Goldie and others say that perhaps the most important service they offer is education. “Many athletes don’t come from a background of money. It can be difficult for them to know how to handle it,” he says. Many have not attended college, and those who did probably had to prioritize athletics at the expense of academics.
And the confidence and competitiveness that serve athletes well at game time can cause some to exaggerate their ability to choose profitable investments — potentially leading to financial distress. “When you’re a superstar in what you do, it can carry over into other things, [leading them to] think, ‘I can do anything,’” Decello says. “Everything is about ego with athletes. They talk about finances with their teammates.” Goldie particularly sees that when it comes to real estate.
Golf legend Jack Nicklaus, who now runs a successful golf course design business, came close to bankruptcy in the mid-’80s. Many athletes have fared far worse. Former NBA star Antoine Walker blew through more than $110 million of earnings on luxury cars, gambling and, eventually, real estate investments on the South Side of Chicago that went bust during the 2008–’09 financial crisis. Walker filed for bankruptcy and had his debt discharged in 2012.

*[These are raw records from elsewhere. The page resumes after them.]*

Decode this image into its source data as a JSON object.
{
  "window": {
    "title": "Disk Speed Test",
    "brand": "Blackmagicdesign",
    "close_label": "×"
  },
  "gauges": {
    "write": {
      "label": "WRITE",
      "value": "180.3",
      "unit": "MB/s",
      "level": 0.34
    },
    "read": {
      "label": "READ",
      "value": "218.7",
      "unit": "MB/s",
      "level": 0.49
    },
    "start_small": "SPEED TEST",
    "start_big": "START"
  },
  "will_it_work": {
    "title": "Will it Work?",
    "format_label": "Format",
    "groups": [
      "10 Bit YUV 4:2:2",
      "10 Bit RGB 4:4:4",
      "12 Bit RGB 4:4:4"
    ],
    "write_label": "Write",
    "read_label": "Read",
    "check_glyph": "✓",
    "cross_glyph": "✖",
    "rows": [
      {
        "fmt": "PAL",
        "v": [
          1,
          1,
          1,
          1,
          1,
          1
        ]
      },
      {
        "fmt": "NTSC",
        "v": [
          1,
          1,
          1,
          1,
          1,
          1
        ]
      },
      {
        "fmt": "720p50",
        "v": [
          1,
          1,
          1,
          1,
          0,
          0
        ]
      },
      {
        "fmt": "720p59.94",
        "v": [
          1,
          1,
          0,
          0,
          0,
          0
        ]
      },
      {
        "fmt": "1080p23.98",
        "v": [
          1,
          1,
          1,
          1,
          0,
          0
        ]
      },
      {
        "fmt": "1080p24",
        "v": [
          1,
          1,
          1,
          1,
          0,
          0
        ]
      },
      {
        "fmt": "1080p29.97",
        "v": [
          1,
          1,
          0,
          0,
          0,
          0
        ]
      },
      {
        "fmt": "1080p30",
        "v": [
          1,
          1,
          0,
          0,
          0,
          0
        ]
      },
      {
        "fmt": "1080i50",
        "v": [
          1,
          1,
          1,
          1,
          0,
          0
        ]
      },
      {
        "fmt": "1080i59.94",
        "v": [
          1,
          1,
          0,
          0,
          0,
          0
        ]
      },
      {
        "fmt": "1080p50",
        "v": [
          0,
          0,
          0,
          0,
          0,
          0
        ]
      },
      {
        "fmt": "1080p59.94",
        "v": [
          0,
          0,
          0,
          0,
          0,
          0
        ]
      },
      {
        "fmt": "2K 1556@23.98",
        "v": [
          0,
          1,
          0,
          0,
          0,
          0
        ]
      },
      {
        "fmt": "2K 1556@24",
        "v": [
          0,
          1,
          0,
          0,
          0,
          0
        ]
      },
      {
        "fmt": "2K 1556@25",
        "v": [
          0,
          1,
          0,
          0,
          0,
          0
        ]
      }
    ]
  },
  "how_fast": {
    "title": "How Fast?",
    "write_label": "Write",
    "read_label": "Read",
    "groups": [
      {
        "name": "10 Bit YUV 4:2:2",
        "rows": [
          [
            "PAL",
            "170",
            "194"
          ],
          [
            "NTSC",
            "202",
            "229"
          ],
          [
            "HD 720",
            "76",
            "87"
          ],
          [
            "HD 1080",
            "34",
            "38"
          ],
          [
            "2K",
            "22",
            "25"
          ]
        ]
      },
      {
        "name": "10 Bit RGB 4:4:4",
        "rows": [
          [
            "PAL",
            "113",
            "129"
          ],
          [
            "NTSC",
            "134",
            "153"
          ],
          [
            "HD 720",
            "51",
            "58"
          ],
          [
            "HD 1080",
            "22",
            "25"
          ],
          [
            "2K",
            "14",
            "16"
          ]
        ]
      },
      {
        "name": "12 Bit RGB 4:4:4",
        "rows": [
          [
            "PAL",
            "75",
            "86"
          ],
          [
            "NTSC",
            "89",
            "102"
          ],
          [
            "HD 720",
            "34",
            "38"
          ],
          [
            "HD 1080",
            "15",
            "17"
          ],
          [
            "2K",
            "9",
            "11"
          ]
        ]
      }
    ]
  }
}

But some excesses have disappeared. In the late 1990s, for example, baseball star Frank Thomas considered issuing bonds based on his earnings. “That’s gone away, thank goodness,” Decello says.
However, more athletes have become interested in alternative investments, such as hedge funds and private equity, as those vehicles have expanded and low interest rates have limited the appeal of many fixed-income investments. Philanthropy often comes into the discussion as well, especially since many athletes come from humble origins, Castell notes.
He and others expect the wealth management industry to continue expanding for athletes. “Any industry where salaries are going up as fast as sports has a need for this,” Decello says. “The opportunities run the gamut for providers.”